Sesungguhnya sunnah itu, yang menjadi sumbernya adalah Dia (Allah dan Rasul-Nya) yang telah mengetahui kebalikannya -Ibnu Katsir tidak menyebutkan: “yang mengetahui berbagai kesalahan- kekeliruan dan kebodohan serta penyulitan diri. Maka ridla-lah dengan apa-apa yang dipegang oleh orang-orang sebelum kamu (para sahabat). Karena mereka (para sahabat), dengan ketinggian ilmu yang dimiliki, serta kecerdasan yang cemerlang mereka juga tetap menahan diri. Padahal dari sisi keilmuan mereka lebih paham, dan dari sisi keutamaan mereka lebih layak untuk memperbincangkannya. Jika kebenaran itu ada pada kalian, maka kalian telah mendahului mereka.

Jika kalian katakan hanyasanya terjadi perkara baru setelah mereka yang tidak diada-adakan kecuali oleh orang yang tidak mengikuti petunjuk mereka (para sahabat) dan ridla dengan pemikirannya sendiri dari pada pemikiran mereka, ketahuilah sesungguhnya para sahabat adalah orang-orang yang lebih dahulu mendapati permasalahan ini. Mereka berbicara (masalah takdir) hanya sekedarnya, mereka tidak terlalu menyepelekan namun tidak juga terlalu berlebihan, sungguh telah ada orang-orang selain mereka yang terlalu menyepelekan hingga mereka jauh berpaling, dan ada juga yang terlalu bersemangat hingga mereka berlebih-lebihan (melampui batas). Dan sesungguhnya sikap para sahabat di antara yang demikian yakni berada di atas jalan yang lurus. Kamu telah menulis surat menanyakan tentang menyakini adanya takdir, maka -dengan izin Allah- engkau telah tepat memilih orangnya (tanya kepada saya).

Aku tidak mengetahui sesuatu yang baru atau perkara bid’ah yang dimunculkan oleh manusia, yang dampaknya sangat jelas dan pasti kecuali dalam permasalahan mengakui takdir. Orang-orang bodoh pada masa jahiliyyah saja telah memperbincangkan pengakuan taqdir dalam ucapan-ucapan dan syair mereka terhadap kenikmatan yang hilang dari mereka, kemudian Islam datang dan semakin mempertegasnya lagi, Rasulullah shallallahu ‘alaihi wa sallam telah mengingatkan tidak hanya dalam satu hadits atau dua hadits, kaum muslimin juga telah mendengarnya dari beliau, mereka membicarakan takdir baik ketika beliau masih hidup atau sepeninggal beliau dengan sikap yakin dan menerima terhadap Rabb mereka serta merendah diri bahwa tidak ada sesuatu melainkan telah dahulu Ilmu (pengetahuan) Allah terhadapnya dan telah tertulis dalam kitab-Nya (Al Lauhul mahfudh), serta telah ditentukan takdirnya oleh-Nya.

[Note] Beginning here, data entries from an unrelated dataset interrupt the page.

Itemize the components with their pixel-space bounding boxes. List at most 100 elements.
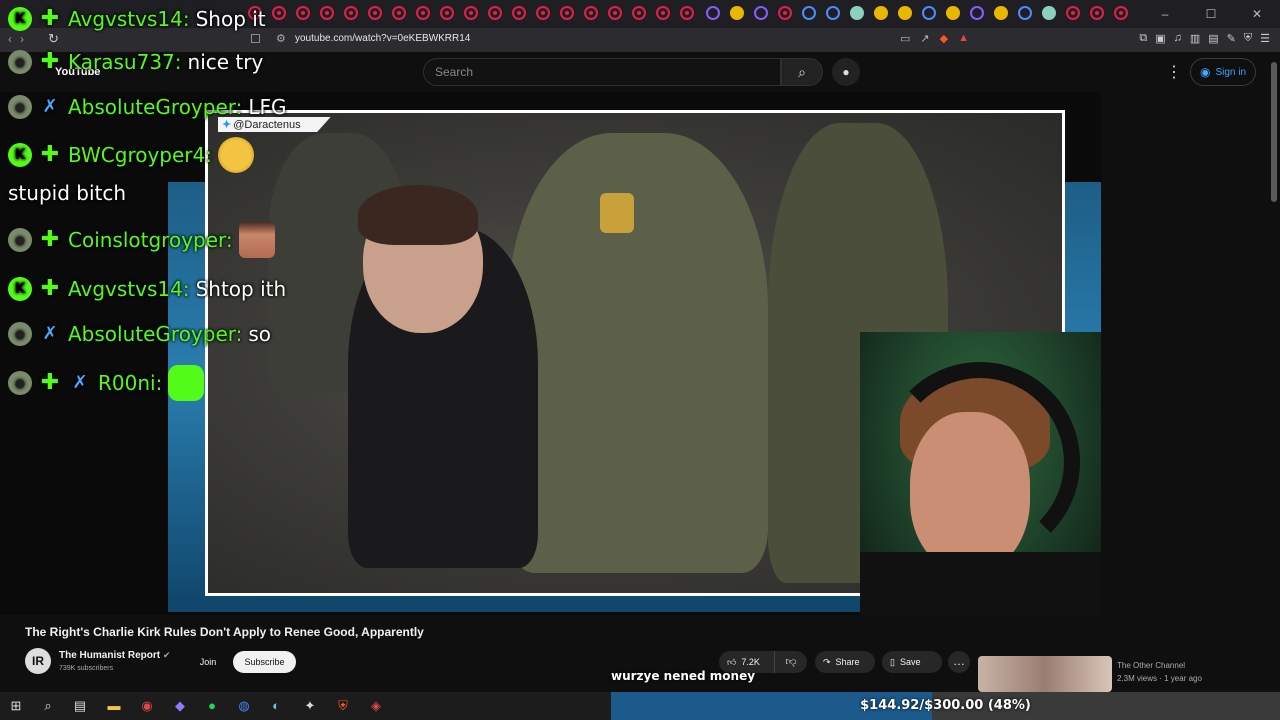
chat-username: Karasu737: (68, 50, 182, 74)
address-bar-actions: ▭ ↗ ◆ ▲ (900, 32, 969, 45)
media-icon[interactable]: ♫ (1174, 32, 1182, 45)
chat-username: Avgvstvs14: (68, 7, 190, 31)
shield-icon[interactable]: ◆ (940, 32, 948, 45)
kick-badge-icon: K (8, 7, 32, 31)
maximize-button[interactable]: ☐ (1188, 0, 1234, 28)
tab-favicon[interactable] (874, 6, 888, 20)
channel-avatar[interactable]: IR (25, 648, 51, 674)
tab-favicon[interactable] (850, 6, 864, 20)
chat-text: nice try (187, 50, 264, 74)
discord-icon[interactable]: ◆ (170, 696, 190, 716)
task-view-icon[interactable]: ▤ (70, 696, 90, 716)
extensions-icon[interactable]: ⧉ (1139, 32, 1147, 45)
channel-name[interactable]: The Humanist Report (59, 650, 160, 661)
tab-favicon[interactable] (440, 6, 454, 20)
tab-favicon[interactable] (826, 6, 840, 20)
sidebar-icon[interactable]: ▥ (1190, 32, 1200, 45)
share-button[interactable]: ↷ Share (815, 651, 875, 673)
tab-favicon[interactable] (754, 6, 768, 20)
voice-search-button[interactable]: ● (832, 58, 860, 86)
tab-favicon[interactable] (488, 6, 502, 20)
tab-favicon[interactable] (632, 6, 646, 20)
tab-favicon[interactable] (1018, 6, 1032, 20)
app-icon[interactable]: ✦ (300, 696, 320, 716)
tab-favicon[interactable] (730, 6, 744, 20)
screenshot-icon[interactable]: ▭ (900, 32, 910, 45)
share-page-icon[interactable]: ↗ (920, 32, 929, 45)
tab-favicon[interactable] (512, 6, 526, 20)
streamer-webcam (860, 332, 1101, 615)
save-button[interactable]: ▯ Save (882, 651, 942, 673)
scrollbar-thumb[interactable] (1271, 62, 1277, 202)
chrome-icon[interactable]: ◍ (234, 696, 254, 716)
site-info-icon[interactable]: ⚙ (276, 32, 286, 45)
more-actions-button[interactable]: … (948, 651, 970, 673)
more-options-icon[interactable]: ⋮ (1166, 62, 1182, 82)
tab-favicon[interactable] (898, 6, 912, 20)
user-avatar-icon: ◉ (8, 95, 32, 119)
account-icon: ◉ (1199, 65, 1211, 79)
tab-favicon[interactable] (778, 6, 792, 20)
tab-favicon[interactable] (536, 6, 550, 20)
tab-favicon[interactable] (1114, 6, 1128, 20)
sign-in-button[interactable]: ◉ Sign in (1190, 58, 1256, 86)
tab-favicon[interactable] (416, 6, 430, 20)
sign-in-label: Sign in (1215, 66, 1247, 78)
suggested-video-thumbnail[interactable] (978, 656, 1112, 692)
minimize-button[interactable]: – (1142, 0, 1188, 28)
tab-favicon[interactable] (922, 6, 936, 20)
obs-icon[interactable]: ◉ (137, 696, 157, 716)
suggested-video-channel[interactable]: The Other Channel (1117, 661, 1185, 670)
search-button[interactable]: ⌕ (781, 58, 823, 86)
tab-favicon[interactable] (560, 6, 574, 20)
subscribe-button[interactable]: Subscribe (233, 651, 296, 673)
tab-favicon[interactable] (296, 6, 310, 20)
tab-favicon[interactable] (464, 6, 478, 20)
file-explorer-icon[interactable]: ▬ (104, 696, 124, 716)
tab-favicon[interactable] (994, 6, 1008, 20)
page-scrollbar[interactable] (1270, 58, 1278, 698)
tab-favicon[interactable] (1042, 6, 1056, 20)
tab-favicon[interactable] (946, 6, 960, 20)
face-emote (238, 222, 275, 258)
tab-favicon[interactable] (706, 6, 720, 20)
shield-icon[interactable]: ⛨ (1244, 32, 1252, 45)
downloads-icon[interactable]: ▣ (1155, 32, 1165, 45)
chat-message: ◉ ✗ AbsoluteGroyper: LFG (8, 90, 287, 124)
tab-favicon[interactable] (368, 6, 382, 20)
menu-icon[interactable]: ☰ (1260, 32, 1270, 45)
tab-favicon[interactable] (802, 6, 816, 20)
wallet-icon[interactable]: ▤ (1208, 32, 1218, 45)
tab-favicon[interactable] (1090, 6, 1104, 20)
search-icon: ⌕ (798, 64, 806, 80)
search-input[interactable]: Search (423, 58, 781, 86)
close-button[interactable]: ✕ (1234, 0, 1280, 28)
search-icon[interactable]: ⌕ (38, 696, 58, 716)
tab-favicon[interactable] (970, 6, 984, 20)
tab-favicon[interactable] (680, 6, 694, 20)
tab-favicon[interactable] (392, 6, 406, 20)
sword-badge-icon: ✗ (42, 323, 58, 344)
tab-favicon[interactable] (272, 6, 286, 20)
brave-icon[interactable]: ⛨ (333, 696, 353, 716)
chat-message: K ✚ Avgvstvs14: Shop it (8, 2, 266, 36)
rewards-icon[interactable]: ▲ (958, 32, 969, 45)
windows-start-icon[interactable]: ⊞ (6, 696, 26, 716)
chat-text: Shtop ith (195, 277, 287, 301)
tab-favicon[interactable] (608, 6, 622, 20)
spotify-icon[interactable]: ● (202, 696, 222, 716)
tab-favicon[interactable] (344, 6, 358, 20)
url-field[interactable]: youtube.com/watch?v=0eKEBWKRR14 (295, 33, 470, 44)
join-button[interactable]: Join (193, 651, 223, 673)
chat-username: Coinslotgroyper: (68, 228, 233, 252)
app-icon[interactable]: ◈ (366, 696, 386, 716)
tab-favicon[interactable] (1066, 6, 1080, 20)
tab-favicon[interactable] (656, 6, 670, 20)
subscriber-count: 739K subscribers (59, 665, 114, 672)
steam-icon[interactable]: ◐ (266, 696, 286, 716)
user-avatar-icon: ◉ (8, 50, 32, 74)
tab-favicon[interactable] (320, 6, 334, 20)
tab-favicon[interactable] (584, 6, 598, 20)
vpn-icon[interactable]: ✎ (1227, 32, 1236, 45)
dislike-button[interactable]: 👎︎ (775, 651, 807, 673)
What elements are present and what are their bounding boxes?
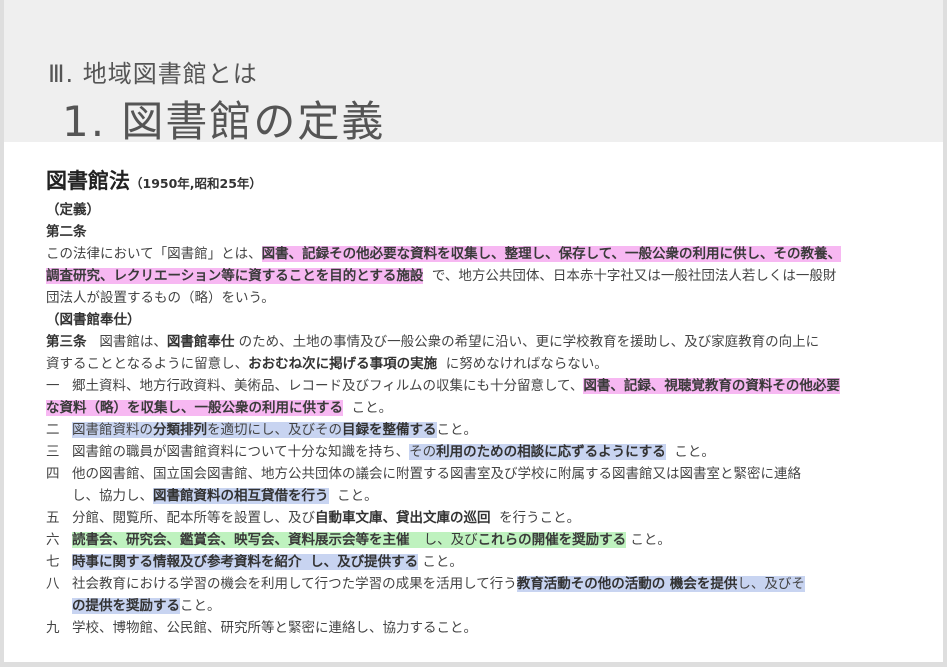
service-heading: （図書館奉仕） — [46, 312, 141, 328]
item-number: 六 — [46, 532, 60, 548]
text: こと。 — [436, 422, 478, 438]
text: この法律において「図書館」とは、 — [46, 246, 262, 262]
highlight-pink: 図書、記録、視聴覚教育の資料その他必要 — [583, 378, 840, 394]
item-number: 九 — [46, 620, 60, 636]
article-3-line-2: 資することとなるように留意し、おおむね次に掲げる事項の実施 に努めなければならな… — [46, 353, 904, 375]
item-text: 社会教育における学習の機会を利用して行つた学習の成果を活用して行う教育活動その他… — [72, 573, 904, 617]
highlight-pink: 図書、記録その他必要な資料を収集し、整理し、保存して、一般公衆の利用に供し、その… — [261, 246, 842, 262]
text: 学校、博物館、公民館、研究所等と緊密に連絡し、協力すること。 — [72, 620, 477, 636]
text: こと。 — [422, 554, 463, 570]
item-text: 時事に関する情報及び参考資料を紹介 し、及び提供する こと。 — [72, 551, 904, 573]
emphasis: 目録を整備する — [342, 422, 437, 438]
text: こと。 — [337, 488, 378, 504]
text: こと。 — [351, 400, 393, 416]
item-text: 他の図書館、国立国会図書館、地方公共団体の議会に附置する図書室及び学校に附属する… — [72, 463, 904, 507]
highlight-blue: 図書館資料の相互貸借を行う — [153, 488, 329, 504]
article-3-line-1: 第三条 図書館は、図書館奉仕 のため、土地の事情及び一般公衆の希望に沿い、更に学… — [46, 331, 904, 353]
law-name: 図書館法 — [46, 169, 130, 193]
law-heading: 図書館法（1950年,昭和25年） — [46, 170, 904, 195]
list-item: 八 社会教育における学習の機会を利用して行つた学習の成果を活用して行う教育活動そ… — [46, 573, 904, 617]
slide: Ⅲ. 地域図書館とは 1. 図書館の定義 図書館法（1950年,昭和25年） （… — [4, 0, 943, 662]
emphasis: し、及び提供する — [310, 554, 419, 570]
text: し、及びそ — [737, 576, 805, 592]
text: こと。 — [180, 598, 221, 614]
text: で、地方公共団体、日本赤十字社又は一般社団法人若しくは一般財 — [431, 268, 837, 284]
emphasis: 時事に関する情報及び参考資料を紹介 — [72, 554, 302, 570]
list-item: 六 読書会、研究会、鑑賞会、映写会、資料展示会等を主催 し、及びこれらの開催を奨… — [46, 529, 904, 551]
item-text: 郷土資料、地方行政資料、美術品、レコード及びフィルムの収集にも十分留意して、図書… — [72, 375, 904, 397]
text: 社会教育における学習の機会を利用して行つた学習の成果を活用して行う — [72, 576, 517, 592]
emphasis: 自動車文庫、貸出文庫の巡回 — [315, 510, 491, 526]
article-2-line-3: 団法人が設置するもの（略）をいう。 — [46, 290, 275, 306]
article-2-label: 第二条 — [46, 224, 87, 240]
item-number: 四 — [46, 466, 60, 482]
list-item: 一 郷土資料、地方行政資料、美術品、レコード及びフィルムの収集にも十分留意して、… — [46, 375, 904, 397]
text: 分館、閲覧所、配本所等を設置し、及び — [72, 510, 315, 526]
item-text: 図書館の職員が図書館資料について十分な知識を持ち、その利用のための相談に応ずるよ… — [72, 441, 904, 463]
item-text: 分館、閲覧所、配本所等を設置し、及び自動車文庫、貸出文庫の巡回 を行うこと。 — [72, 507, 904, 529]
text: 図書館は、 — [99, 334, 167, 350]
highlight-blue: その利用のための相談に応ずるようにする — [409, 444, 666, 460]
item-number: 三 — [46, 444, 60, 460]
text: 他の図書館、国立国会図書館、地方公共団体の議会に附置する図書室及び学校に附属する… — [72, 466, 801, 482]
text: に努めなければならない。 — [445, 356, 608, 372]
page-title: 1. 図書館の定義 — [62, 97, 386, 146]
item-number: 二 — [46, 422, 60, 438]
law-year: （1950年,昭和25年） — [130, 176, 262, 191]
emphasis: 図書館奉仕 — [166, 334, 235, 350]
item-number: 五 — [46, 510, 60, 526]
title-band: Ⅲ. 地域図書館とは 1. 図書館の定義 — [4, 0, 943, 146]
list-item: 五 分館、閲覧所、配本所等を設置し、及び自動車文庫、貸出文庫の巡回 を行うこと。 — [46, 507, 904, 529]
text: を適切にし、及びその — [207, 422, 342, 438]
highlight-blue: 教育活動その他の活動の 機会を提供し、及びそ — [516, 576, 805, 592]
item-number: 七 — [46, 554, 60, 570]
list-item: 七 時事に関する情報及び参考資料を紹介 し、及び提供する こと。 — [46, 551, 904, 573]
article-2-line-2: 調査研究、レクリエーション等に資することを目的とする施設 で、地方公共団体、日本… — [46, 265, 904, 287]
list-item: 四 他の図書館、国立国会図書館、地方公共団体の議会に附置する図書室及び学校に附属… — [46, 463, 904, 507]
text: のため、土地の事情及び一般公衆の希望に沿い、更に学校教育を援助し、及び家庭教育の… — [238, 334, 820, 350]
item-text: 学校、博物館、公民館、研究所等と緊密に連絡し、協力すること。 — [72, 617, 904, 639]
article-2-line-1: この法律において「図書館」とは、図書、記録その他必要な資料を収集し、整理し、保存… — [46, 243, 904, 265]
section-title: Ⅲ. 地域図書館とは — [48, 60, 258, 88]
list-item: 二 図書館資料の分類排列を適切にし、及びその目録を整備すること。 — [46, 419, 904, 441]
text: 図書館資料の — [72, 422, 153, 438]
emphasis: おおむね次に掲げる事項の実施 — [248, 356, 438, 372]
text: を行うこと。 — [499, 510, 581, 526]
list-item: 三 図書館の職員が図書館資料について十分な知識を持ち、その利用のための相談に応ず… — [46, 441, 904, 463]
item-text: 読書会、研究会、鑑賞会、映写会、資料展示会等を主催 し、及びこれらの開催を奨励す… — [72, 529, 904, 551]
highlight-pink: 調査研究、レクリエーション等に資することを目的とする施設 — [46, 268, 424, 284]
item-number: 八 — [46, 576, 60, 592]
highlight-blue: 図書館資料の分類排列を適切にし、及びその目録を整備する — [72, 422, 437, 438]
item-1-continuation: な資料（略）を収集し、一般公衆の利用に供する こと。 — [46, 397, 904, 419]
text: 読書会、研究会、鑑賞会、映写会、資料展示会等を主催 — [72, 532, 410, 548]
text: し、及び — [423, 532, 478, 548]
highlight-blue: の提供を奨励する — [72, 598, 180, 614]
highlight-blue: 時事に関する情報及び参考資料を紹介 し、及び提供する — [72, 554, 419, 570]
text: 図書館の職員が図書館資料について十分な知識を持ち、 — [72, 444, 410, 460]
text: し、協力し、 — [72, 488, 153, 504]
text: その — [409, 444, 437, 460]
article-3-label: 第三条 — [46, 334, 87, 350]
emphasis: 教育活動その他の活動の 機会を提供 — [516, 576, 738, 592]
law-text: 図書館法（1950年,昭和25年） （定義） 第二条 この法律において「図書館」… — [46, 170, 904, 639]
emphasis: 利用のための相談に応ずるようにする — [436, 444, 666, 460]
text: こと。 — [630, 532, 671, 548]
highlight-green: 読書会、研究会、鑑賞会、映写会、資料展示会等を主催 し、及びこれらの開催を奨励す… — [72, 532, 627, 548]
definition-heading: （定義） — [46, 202, 100, 218]
text: 郷土資料、地方行政資料、美術品、レコード及びフィルムの収集にも十分留意して、 — [72, 378, 584, 394]
emphasis: 分類排列 — [153, 422, 207, 438]
item-text: 図書館資料の分類排列を適切にし、及びその目録を整備すること。 — [72, 419, 904, 441]
highlight-pink: な資料（略）を収集し、一般公衆の利用に供する — [46, 400, 343, 416]
item-number: 一 — [46, 378, 60, 394]
text: 資することとなるように留意し、 — [46, 356, 249, 372]
list-item: 九 学校、博物館、公民館、研究所等と緊密に連絡し、協力すること。 — [46, 617, 904, 639]
text: これらの開催を奨励する — [477, 532, 627, 548]
text: こと。 — [674, 444, 715, 460]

Selain dari itu, persoalan takdir telah dijelaskan dalam muhkam kitab-Nya (ayat-ayat Al Quran yang jelas maknanya), mereka mengutipnya serta belajar darinya. Jika kalian tanyakan, ‘kenapa Allah menurunkan ayat seperti ini, mengapa Dia menyatakan yang demikian?’ sesungguhnya para sahabat juga telah membacanya sebagaimana kalian membaca. Mereka mengetahui bagaimana ta’wilnya yang kalian sendiri tidak tahu dan setelah itu semua, mereka berkata: “kami beriman terhadap kitab (lauhul mahfudh) dan taqdir, dan kesengsaraan telah tertuliskan, maka apa yang telah ditakdirkan pasti akan terjadi. Apa yang Allah kehendaki pasti akan terjadi dan apa yang tidak Allah kehendaki pasti tidak akan terjadi. Sungguh, kita semua tidak mempunyai daya dan upaya untuk menolak madlarat atau mengambil manfaat.” Maka setelah itu mereka ridla dan merasa takut untuk memperbincangkan masalah takdir.”

HR. Muslim, no. 3996

By. Syarif Abul Hafiz

Related Posts

Bid’ah Hasanah

Artikel tulisan edisi Jum’at, 20…

FAIDAH ILMU : “BETAPA KITA TIDAK SADAR AKAN BAHAYA KEBODOHAN”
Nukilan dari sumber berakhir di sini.